As some of you probably know, right now, I’m building a file manager plugin and I want to, somehow, “rebuild” hugo plugin to make it better. But, let’s see something: what does the hugo plugin offer?
Browse, rename, edit and upload files
Change hugo settings, edit markdown toml/json/yaml files for hugo
Run Hugo
Oh… you’re seeing it now. The only thing that differs between hugo and filemanager plugins is the hugo part. So, what are you thinking Henrique? I was thinking about hugo plugin being a filemanager plugin! A plugin for a plugin!!! Got it?
Imagine this situation:
hugo henriquedias.com
In this case, hugo plugin would somehow require the filemanager plugin on henriquedias.com folder and then let the filemanager plugin answer all requests except the ones related to markdown files and/or settings. And the best: as I’m the developer of both plugins they could have a very consistent interface and work very nice together.
The problem is: can I require another plugin inside a plugin?
Hey! That would be a good idea, but I don’t see the point of doing that because it’s a very small plugin. And if you want to use it as a library just import github.com/hacdias/caddy-filemanager and use its structs and methods cause they’re all exported.
Hey Henrique, great question!
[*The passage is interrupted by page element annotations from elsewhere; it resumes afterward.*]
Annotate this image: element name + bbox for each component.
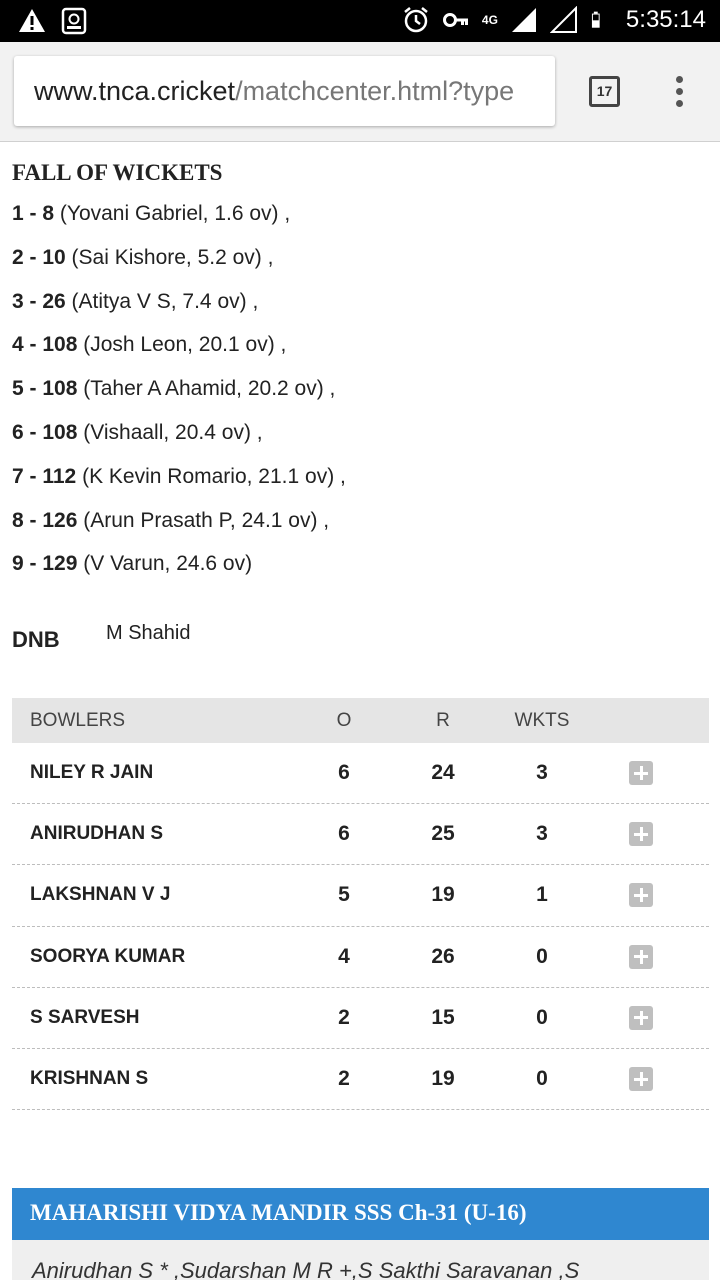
fow-item: 7 - 112 (K Kevin Romario, 21.1 ov) ,	[12, 463, 702, 507]
bowler-overs: 2	[338, 1067, 350, 1091]
fow-item: 5 - 108 (Taher A Ahamid, 20.2 ov) ,	[12, 375, 702, 419]
bowler-runs: 15	[431, 1005, 455, 1029]
expand-plus-icon[interactable]	[629, 883, 653, 908]
url-path: /matchcenter.html?type	[235, 76, 515, 106]
dnb-value: M Shahid	[106, 622, 191, 644]
fow-item: 9 - 129 (V Varun, 24.6 ov)	[12, 550, 702, 594]
signal-empty-icon	[549, 6, 577, 33]
signal-icon	[511, 8, 536, 32]
fow-item: 3 - 26 (Atitya V S, 7.4 ov) ,	[12, 288, 702, 332]
fow-detail: (V Varun, 24.6 ov)	[83, 552, 253, 576]
table-row: SOORYA KUMAR 4 26 0	[12, 927, 709, 988]
expand-plus-icon[interactable]	[629, 944, 653, 969]
expand-plus-icon[interactable]	[629, 1067, 653, 1092]
bowler-runs: 25	[431, 822, 455, 846]
bowler-wickets: 3	[536, 822, 548, 846]
fow-score: 4 - 108	[12, 333, 78, 357]
team-players-panel: Anirudhan S * ,Sudarshan M R +,S Sakthi …	[12, 1240, 709, 1280]
bowler-wickets: 3	[536, 761, 548, 785]
expand-plus-icon[interactable]	[629, 822, 653, 847]
fow-detail: (Josh Leon, 20.1 ov) ,	[83, 333, 287, 357]
team-header[interactable]: MAHARISHI VIDYA MANDIR SSS Ch-31 (U-16)	[12, 1188, 709, 1240]
fall-of-wickets-list: 1 - 8 (Yovani Gabriel, 1.6 ov) , 2 - 10 …	[12, 200, 702, 594]
fow-detail: (Vishaall, 20.4 ov) ,	[83, 420, 263, 444]
header-bowlers: BOWLERS	[30, 709, 126, 731]
status-right-icons: 4G 5:35:14	[402, 6, 706, 34]
dnb-label: DNB	[12, 627, 60, 652]
fow-detail: (K Kevin Romario, 21.1 ov) ,	[82, 464, 346, 488]
bowler-name: LAKSHNAN V J	[30, 884, 171, 906]
bowler-wickets: 0	[536, 944, 548, 968]
bowlers-table: BOWLERS O R WKTS NILEY R JAIN 6 24 3 ANI…	[12, 698, 709, 1111]
fow-score: 6 - 108	[12, 420, 78, 444]
table-row: NILEY R JAIN 6 24 3	[12, 743, 709, 805]
fow-score: 3 - 26	[12, 289, 66, 313]
bowler-runs: 19	[431, 883, 455, 907]
fow-detail: (Yovani Gabriel, 1.6 ov) ,	[59, 202, 291, 225]
url-text[interactable]: www.tnca.cricket/matchcenter.html?type	[34, 76, 514, 107]
key-icon	[442, 13, 468, 27]
alarm-icon	[404, 7, 428, 33]
header-runs: R	[436, 709, 450, 731]
bowler-wickets: 1	[536, 883, 548, 907]
fall-of-wickets-title: FALL OF WICKETS	[12, 160, 223, 185]
bowler-overs: 6	[338, 822, 350, 846]
bowler-overs: 5	[338, 883, 350, 907]
table-row: KRISHNAN S 2 19 0	[12, 1049, 709, 1111]
bowler-name: S SARVESH	[30, 1006, 140, 1028]
bowler-overs: 2	[338, 1005, 350, 1029]
browser-toolbar: www.tnca.cricket/matchcenter.html?type 1…	[0, 42, 720, 142]
url-bar[interactable]: www.tnca.cricket/matchcenter.html?type	[14, 56, 555, 126]
fow-score: 2 - 10	[12, 245, 66, 269]
fow-detail: (Arun Prasath P, 24.1 ov) ,	[83, 508, 330, 532]
team-title: MAHARISHI VIDYA MANDIR SSS Ch-31 (U-16)	[30, 1200, 527, 1225]
bowler-name: NILEY R JAIN	[30, 762, 154, 784]
bowler-runs: 19	[431, 1067, 455, 1091]
bowler-runs: 26	[431, 944, 455, 968]
fow-detail: (Atitya V S, 7.4 ov) ,	[71, 289, 259, 313]
status-bar: 4G 5:35:14	[0, 0, 720, 42]
team-players-text: Anirudhan S * ,Sudarshan M R +,S Sakthi …	[32, 1258, 580, 1280]
tab-switcher-button[interactable]: 17	[589, 76, 620, 107]
expand-plus-icon[interactable]	[629, 1005, 653, 1030]
bowler-wickets: 0	[536, 1067, 548, 1091]
bowlers-table-header: BOWLERS O R WKTS	[12, 698, 709, 743]
fow-item: 6 - 108 (Vishaall, 20.4 ov) ,	[12, 419, 702, 463]
bowler-overs: 6	[338, 761, 350, 785]
bowler-name: SOORYA KUMAR	[30, 945, 186, 967]
url-domain: www.tnca.cricket	[34, 76, 236, 106]
network-type-label: 4G	[481, 13, 498, 27]
bowler-overs: 4	[338, 944, 350, 968]
fow-item: 4 - 108 (Josh Leon, 20.1 ov) ,	[12, 331, 702, 375]
fow-detail: (Taher A Ahamid, 20.2 ov) ,	[83, 377, 336, 401]
fow-item: 1 - 8 (Yovani Gabriel, 1.6 ov) ,	[12, 200, 702, 244]
status-time: 5:35:14	[625, 6, 706, 33]
sim-icon	[61, 7, 87, 35]
bowler-name: KRISHNAN S	[30, 1068, 149, 1090]
header-wickets: WKTS	[514, 709, 570, 731]
battery-icon	[591, 11, 600, 28]
fow-score: 8 - 126	[12, 508, 78, 532]
fow-score: 5 - 108	[12, 377, 78, 401]
fow-item: 2 - 10 (Sai Kishore, 5.2 ov) ,	[12, 244, 702, 288]
table-row: S SARVESH 2 15 0	[12, 988, 709, 1049]
bowler-name: ANIRUDHAN S	[30, 823, 163, 845]
expand-plus-icon[interactable]	[629, 761, 653, 786]
fow-item: 8 - 126 (Arun Prasath P, 24.1 ov) ,	[12, 507, 702, 551]
fow-score: 1 - 8	[12, 202, 55, 225]
browser-menu-icon[interactable]	[672, 76, 686, 112]
status-left-icons	[18, 7, 88, 35]
fow-score: 9 - 129	[12, 552, 78, 576]
fow-score: 7 - 112	[12, 464, 77, 488]
table-row: LAKSHNAN V J 5 19 1	[12, 865, 709, 927]
table-row: ANIRUDHAN S 6 25 3	[12, 804, 709, 866]
warning-icon	[19, 9, 45, 32]
header-overs: O	[336, 709, 352, 731]
fow-detail: (Sai Kishore, 5.2 ov) ,	[71, 245, 274, 269]
bowler-wickets: 0	[536, 1005, 548, 1029]
bowler-runs: 24	[431, 761, 455, 785]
Plugins can indeed have plugins. For example, the ACME DNS challenge solvers are each a plugin to the caddytls package, which is itself a plugin.
A plugin is a plugin if it can be plugged in by importing it from any file in the program (typically run.go, which I think is where the build server will put them). Then the plugin will register itself with the package it is plugging into, in your case, the hugo package you created.